Была темная, беззвездная ночь, родители давно уже легли спать, и лишь маленький белокурый мальчик семи лет лежал в кровати без сна и дрожал от страха. Вот уже не первую ночь, как только все ложились спать, половица посреди комнаты дыбилась, шла волной и из-под пола на ребенка начинали внимательно смотреть пустые, ничего не выражающие желтые глаза, как у собаки в темной комнате. Пол скрипел, глаза не моргая могли так провисеть над полом всю ночь, сковывая сердце мальчика жутким, инфернальным страхом, парализуя волю, заставляя мышцы деревенеть. Это сейчас Вальтер знал, что безобидный «подпольщик» даже питаться как следует неспособен, из-за чего почти никогда не вырастает во что-то опасное – бедный клиппот должен десятилетиями пугать детей, чтобы отрастить хоть что-то кроме глаз.

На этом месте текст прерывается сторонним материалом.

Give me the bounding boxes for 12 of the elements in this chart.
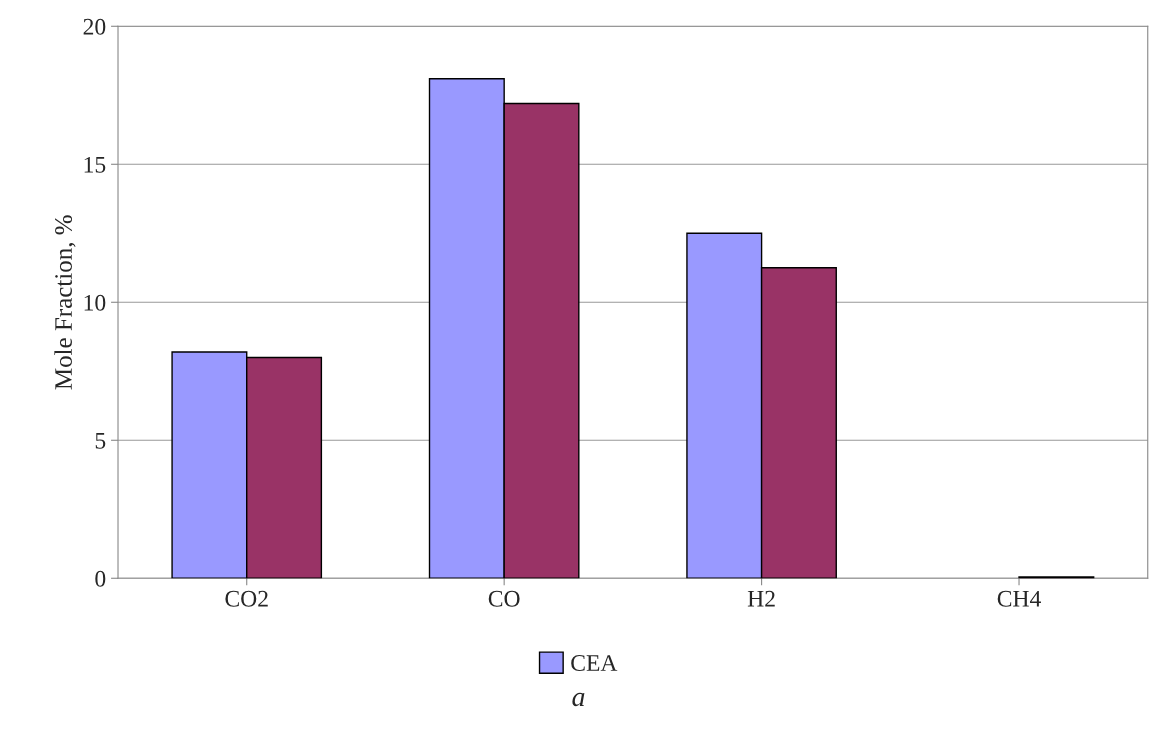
y-axis-title: Mole Fraction, % (54, 215, 76, 390)
x-tick-label: CH4 (997, 590, 1041, 607)
y-tick-label: 10 (84, 294, 106, 311)
y-tick-label: 5 (95, 433, 106, 449)
x-tick-label: CO2 (225, 590, 268, 607)
y-tick-label: 0 (95, 570, 106, 587)
x-tick-label: CO (488, 590, 520, 607)
text: a (572, 692, 585, 707)
y-tick-label: 20 (83, 18, 106, 35)
x-tick-label: H2 (747, 590, 775, 607)
legend-label: CEA (571, 655, 618, 671)
y-tick-label: 15 (84, 156, 106, 173)
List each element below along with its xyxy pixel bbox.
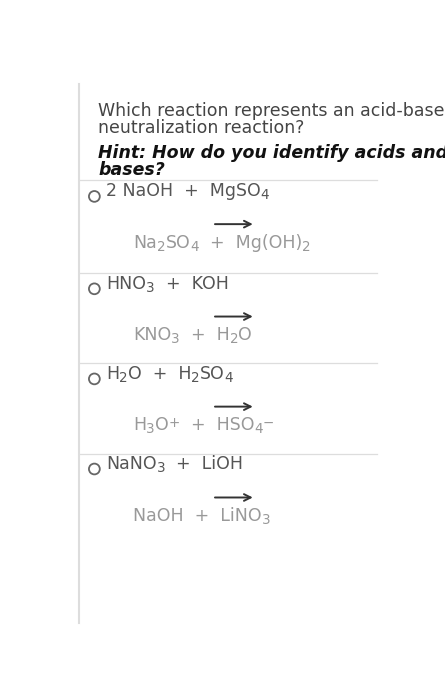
Text: 3: 3 bbox=[157, 461, 165, 475]
Text: 3: 3 bbox=[171, 332, 180, 346]
Text: NaNO: NaNO bbox=[106, 455, 157, 473]
Text: KNO: KNO bbox=[133, 326, 171, 344]
Text: 3: 3 bbox=[262, 513, 271, 527]
Text: O  +  H: O + H bbox=[128, 365, 191, 383]
Text: 4: 4 bbox=[190, 239, 199, 253]
Text: 2: 2 bbox=[302, 239, 311, 253]
Text: bases?: bases? bbox=[98, 161, 165, 179]
Text: +  KOH: + KOH bbox=[154, 275, 228, 293]
Text: Hint: How do you identify acids and: Hint: How do you identify acids and bbox=[98, 144, 445, 162]
Text: H: H bbox=[133, 416, 146, 435]
Text: +  Mg(OH): + Mg(OH) bbox=[199, 234, 302, 252]
Text: 2: 2 bbox=[119, 370, 128, 384]
Text: H: H bbox=[106, 365, 119, 383]
Text: Na: Na bbox=[133, 234, 157, 252]
Text: +  LiOH: + LiOH bbox=[165, 455, 243, 473]
Text: 2: 2 bbox=[157, 239, 166, 253]
Text: 3: 3 bbox=[146, 281, 154, 295]
Text: Which reaction represents an acid-base: Which reaction represents an acid-base bbox=[98, 102, 445, 120]
Text: 4: 4 bbox=[225, 370, 233, 384]
Text: −: − bbox=[263, 416, 275, 430]
Text: SO: SO bbox=[200, 365, 225, 383]
Text: 2: 2 bbox=[191, 370, 200, 384]
Text: SO: SO bbox=[166, 234, 190, 252]
Text: 3: 3 bbox=[146, 422, 155, 436]
Text: +  HSO: + HSO bbox=[180, 416, 255, 435]
Text: neutralization reaction?: neutralization reaction? bbox=[98, 120, 305, 137]
Text: NaOH  +  LiNO: NaOH + LiNO bbox=[133, 508, 262, 526]
Text: 2 NaOH  +  MgSO: 2 NaOH + MgSO bbox=[106, 183, 261, 200]
Text: HNO: HNO bbox=[106, 275, 146, 293]
Text: +: + bbox=[169, 416, 180, 430]
Text: 4: 4 bbox=[261, 188, 269, 202]
Text: O: O bbox=[239, 326, 252, 344]
Text: O: O bbox=[155, 416, 169, 435]
Text: +  H: + H bbox=[180, 326, 230, 344]
Text: 2: 2 bbox=[230, 332, 239, 346]
Text: 4: 4 bbox=[255, 422, 263, 436]
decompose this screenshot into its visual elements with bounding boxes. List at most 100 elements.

И вот, однажды, когда половица привычно затрещала, маленький Вальтер не стал дожидаться, пока жуткая тварь снова вперится в него своими страшными немигающими бельмами, и сразу начал кричать, зовя маму. Вот он уже слышал, как та села на кровати, и нащупывает ногами тапочки. «Скорее, мамочка, пожалуйста, скорее!» - взмолился мысленно маленький мальчик, но мама не появлялась. Вместо нее в дверном проеме замаячила несимметричная медвежья туша отца. Единственной своей рукой, чья сила компенсировала отсутствие левой, мужчина схватил мальчика за пижаму, приподнял над кроватью, да так что ткань затрещала, и грозно поинтересовался, что заставило Вольфсгриффа-младшего перебудить весь дом. Когда мальчик, боясь признаться в том, что увидел, зная, что отец не поверит ему пролепетал что-то про ночной кошмар – отец яростно бросил его обратно на кровать и раненым зверем завывал: «Нет никаких кошмаров! Есть люди, есть звери, есть кровь, пытки, боль, война и тяжелая, упорная работа. Есть лагеря военнопленных, есть расстрельные команды, есть Гестапо и есть КГБ. Но нет никаких кошмаров!».